NEW YORK Hulu, the newly launched video platform from NBC Universal and News Corp., is experimenting with different ad formats for short- and long-form content. One tried-and-true tactic it is not using: 30-second units running before clips and full-length shows.
For the 90 half-hour and full-hour programs it carries, Hulu runs sponsor introductions (rather than pre-roll commercials) at the start of the shows. Many have a single sponsor, with half-hour programs running two minutes of ads—about 25 percent the amount shown on traditional TV. (Hulu's practice discourages advertisers from running the same spot several times per episode.)
"We think it's a higher quality experience for users and advertisers alike," said Jason Kilar, the former Amazon.com executive who is Hulu's CEO.
In Web video's early days, pre-roll spots have been the dominant form of advertising in both short- and long-form content, despite surveys that show high user annoyance with the format. Google tested pre-roll ads before launching its AdSense video network earlier this month and determined they provided a poor user experience.
Hulu has received mostly favorable reviews since beginning its beta period on Monday. One thing it is not, Kilar takes pains to stress: a place for cute videos of cats or other user-generated content that's made YouTube so popular.
"We want to stand for premium video," he said. "We clearly think that's going to differentiate this business."
The goal for Hulu is lofty, almost Google-like. "We won't stop until we get the world's premium content," Kilar said. "Our appetite is insatiable."
Hulu is launching with several big-brand advertisers, including Unilever's Axe, Cisco, Nissan, Toyota and Royal Caribbean.
While much of the focus on Hulu has been on its long-form programming, Kilar said he believes its short clips, including some edited by users, would be a major draw. (Visitors can save and edit clips, e-mail them to friends or embed them on blogs or social networking profiles.) Hulu also has distribution deals with major Web portals and social nets like AOL, MSN, Yahoo! and MySpace.
For such short-form content, Hulu is also skipping pre-roll spots.
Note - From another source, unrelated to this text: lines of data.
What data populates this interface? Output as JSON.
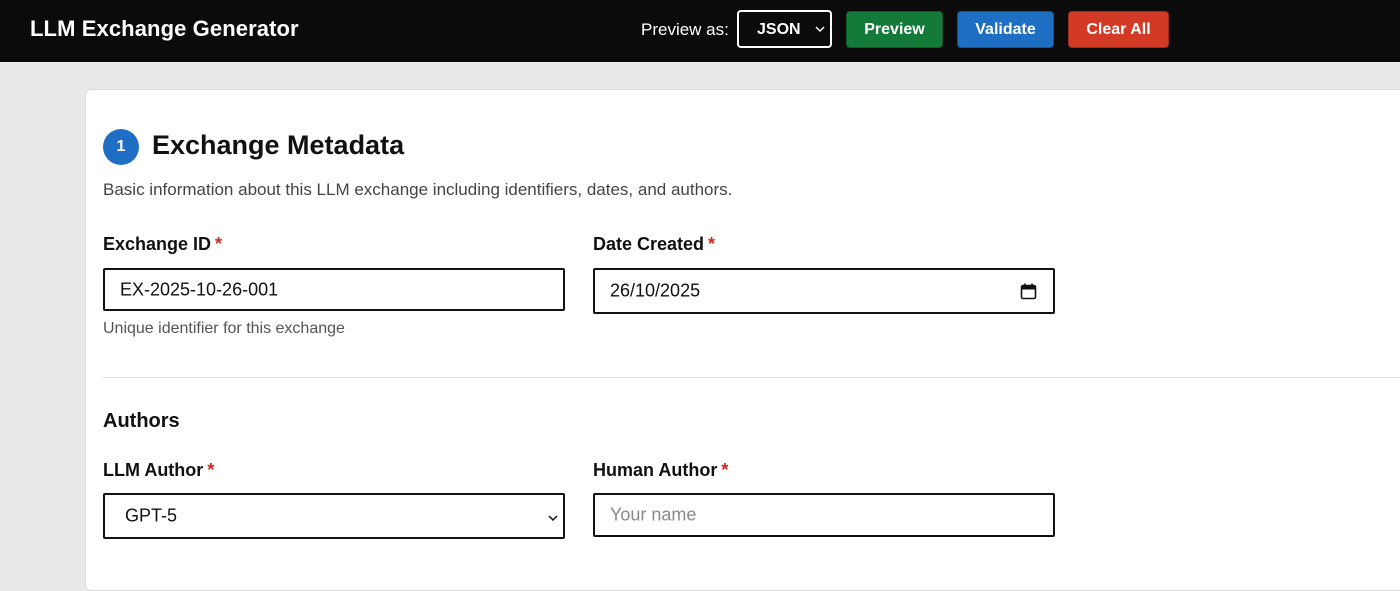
{
  "header": {
    "app_title": "LLM Exchange Generator",
    "preview_as_label": "Preview as:",
    "preview_format": "JSON",
    "preview_button": "Preview",
    "validate_button": "Validate",
    "clear_all_button": "Clear All"
  },
  "colors": {
    "preview": "#137a3a",
    "validate": "#1e6fc3",
    "clear_all": "#d23a26",
    "accent": "#1e6fc3",
    "required": "#c8281e"
  },
  "section": {
    "step_number": "1",
    "title": "Exchange Metadata",
    "description": "Basic information about this LLM exchange including identifiers, dates, and authors."
  },
  "fields": {
    "exchange_id": {
      "label": "Exchange ID",
      "required_mark": "*",
      "value": "EX-2025-10-26-001",
      "help": "Unique identifier for this exchange"
    },
    "date_created": {
      "label": "Date Created",
      "required_mark": "*",
      "value": "26/10/2025",
      "icon": "calendar-icon"
    }
  },
  "authors": {
    "title": "Authors",
    "llm_author": {
      "label": "LLM Author",
      "required_mark": "*",
      "value": "GPT-5"
    },
    "human_author": {
      "label": "Human Author",
      "required_mark": "*",
      "placeholder": "Your name"
    }
  }
}
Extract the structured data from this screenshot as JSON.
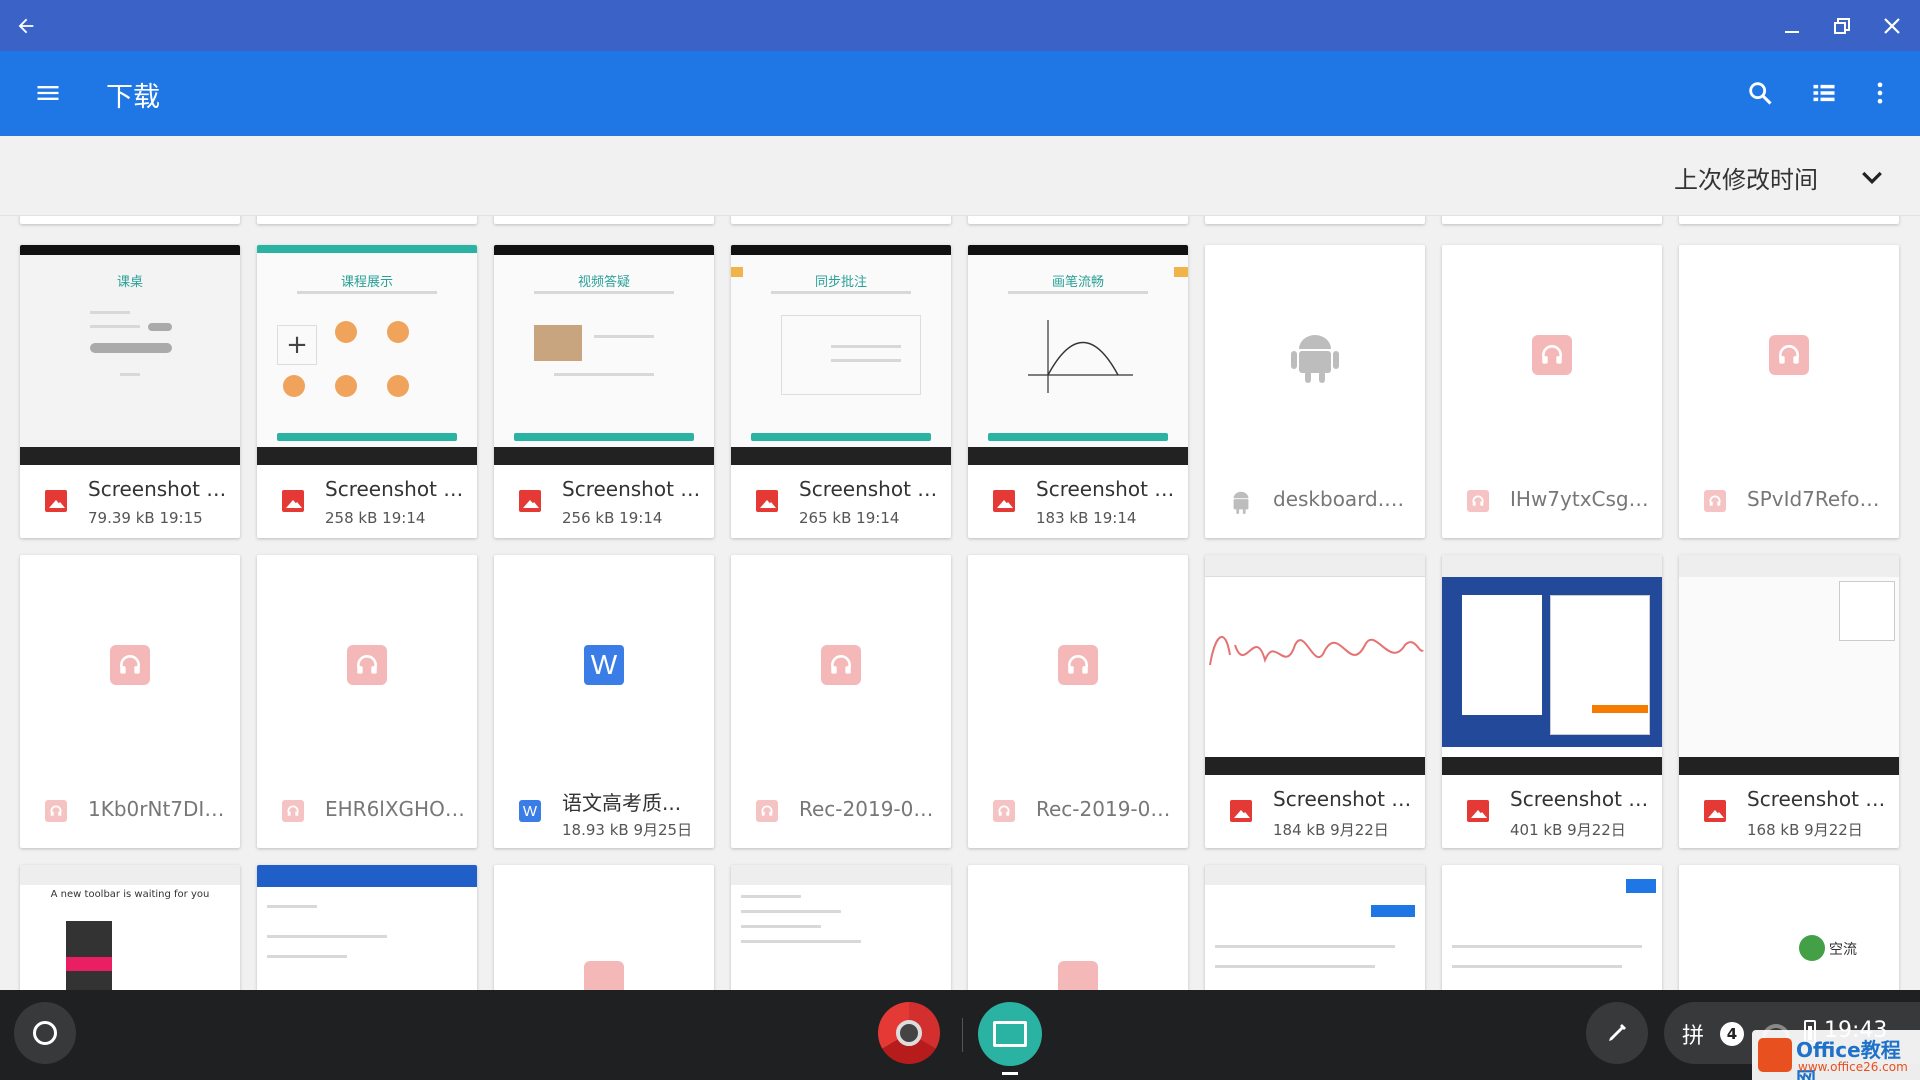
{
  "window": {
    "back_icon": "arrow-back-icon",
    "controls": [
      "minimize-icon",
      "restore-icon",
      "close-icon"
    ]
  },
  "toolbar": {
    "title": "下载",
    "menu_icon": "hamburger-menu-icon",
    "actions": [
      "search-icon",
      "list-view-icon",
      "more-vert-icon"
    ]
  },
  "sort": {
    "label": "上次修改时间",
    "icon": "chevron-down-icon"
  },
  "files": [
    {
      "name": "Screenshot 2...",
      "size": "79.39 kB",
      "time": "19:15",
      "type": "image",
      "thumb_title": "课桌"
    },
    {
      "name": "Screenshot 2...",
      "size": "258 kB",
      "time": "19:14",
      "type": "image",
      "thumb_title": "课程展示"
    },
    {
      "name": "Screenshot 2...",
      "size": "256 kB",
      "time": "19:14",
      "type": "image",
      "thumb_title": "视频答疑"
    },
    {
      "name": "Screenshot 2...",
      "size": "265 kB",
      "time": "19:14",
      "type": "image",
      "thumb_title": "同步批注"
    },
    {
      "name": "Screenshot 2...",
      "size": "183 kB",
      "time": "19:14",
      "type": "image",
      "thumb_title": "画笔流畅"
    },
    {
      "name": "deskboard.a...",
      "size": "",
      "time": "",
      "type": "apk",
      "thumb_title": ""
    },
    {
      "name": "IHw7ytxCsgI...",
      "size": "",
      "time": "",
      "type": "audio",
      "thumb_title": ""
    },
    {
      "name": "SPvId7Refo4...",
      "size": "",
      "time": "",
      "type": "audio",
      "thumb_title": ""
    },
    {
      "name": "1Kb0rNt7DI4...",
      "size": "",
      "time": "",
      "type": "audio",
      "thumb_title": ""
    },
    {
      "name": "EHR6lXGHO_...",
      "size": "",
      "time": "",
      "type": "audio",
      "thumb_title": ""
    },
    {
      "name": "语文高考质...",
      "size": "18.93 kB",
      "time": "9月25日",
      "type": "word",
      "thumb_title": ""
    },
    {
      "name": "Rec-2019-09...",
      "size": "",
      "time": "",
      "type": "audio",
      "thumb_title": ""
    },
    {
      "name": "Rec-2019-09...",
      "size": "",
      "time": "",
      "type": "audio",
      "thumb_title": ""
    },
    {
      "name": "Screenshot 2...",
      "size": "184 kB",
      "time": "9月22日",
      "type": "image",
      "thumb_title": ""
    },
    {
      "name": "Screenshot 2...",
      "size": "401 kB",
      "time": "9月22日",
      "type": "image",
      "thumb_title": ""
    },
    {
      "name": "Screenshot 2...",
      "size": "168 kB",
      "time": "9月22日",
      "type": "image",
      "thumb_title": ""
    }
  ],
  "partial_row_texts": {
    "toolbar_wait": "A new toolbar is waiting for you",
    "chat_label": "空流"
  },
  "shelf": {
    "launcher_icon": "launcher-circle-icon",
    "apps": [
      "chrome-app-icon",
      "deskboard-app-icon"
    ],
    "pen_icon": "stylus-pen-icon",
    "ime": "拼",
    "notification_count": "4",
    "time": "19:43"
  },
  "watermark": {
    "line1": "Office教程网",
    "line2": "www.office26.com"
  },
  "colors": {
    "titlebar": "#3b63c7",
    "appbar": "#1f77e5",
    "image_icon": "#e53935",
    "audio_icon": "#f5b8b8",
    "word_icon": "#3b7de6",
    "thumb_accent": "#2ab3a3"
  }
}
Instead, it is embracing the new format of video overlays, pioneered by startup Videoegg and subsequently adopted by Google for YouTube. With overlays, viewers are presented with small ad invitations while viewing videos. Clicking such invites allows ad messages to play. Nissan is using video overlays to promote its Rogue SUV.
While Nissan's overlays link to a standard TV commercial, Kilar believes more advertisers will use the invites to provide users with exclusive video content and allow them to play videogames or sign up for samples.
"The advertisers and agencies are catching up and recognizing there's an opportunity to do these things," he said. "It's early days for sure."
Kilar said Hulu would collect demographic information from users when it launches. While viewing videos on the site can be done without registering, features like playlists will require users to submit basic information like date of birth, location and sex. Hulu will use that data in deciding what ads to show, Kilar said.
"Our whole goal is to present high relevant ads to our users," he said. "That means be very smart about targeting."
Kilar said the overlay spots, which like regular video ads are being sold on a CPM basis, might eventually adopt performance pricing.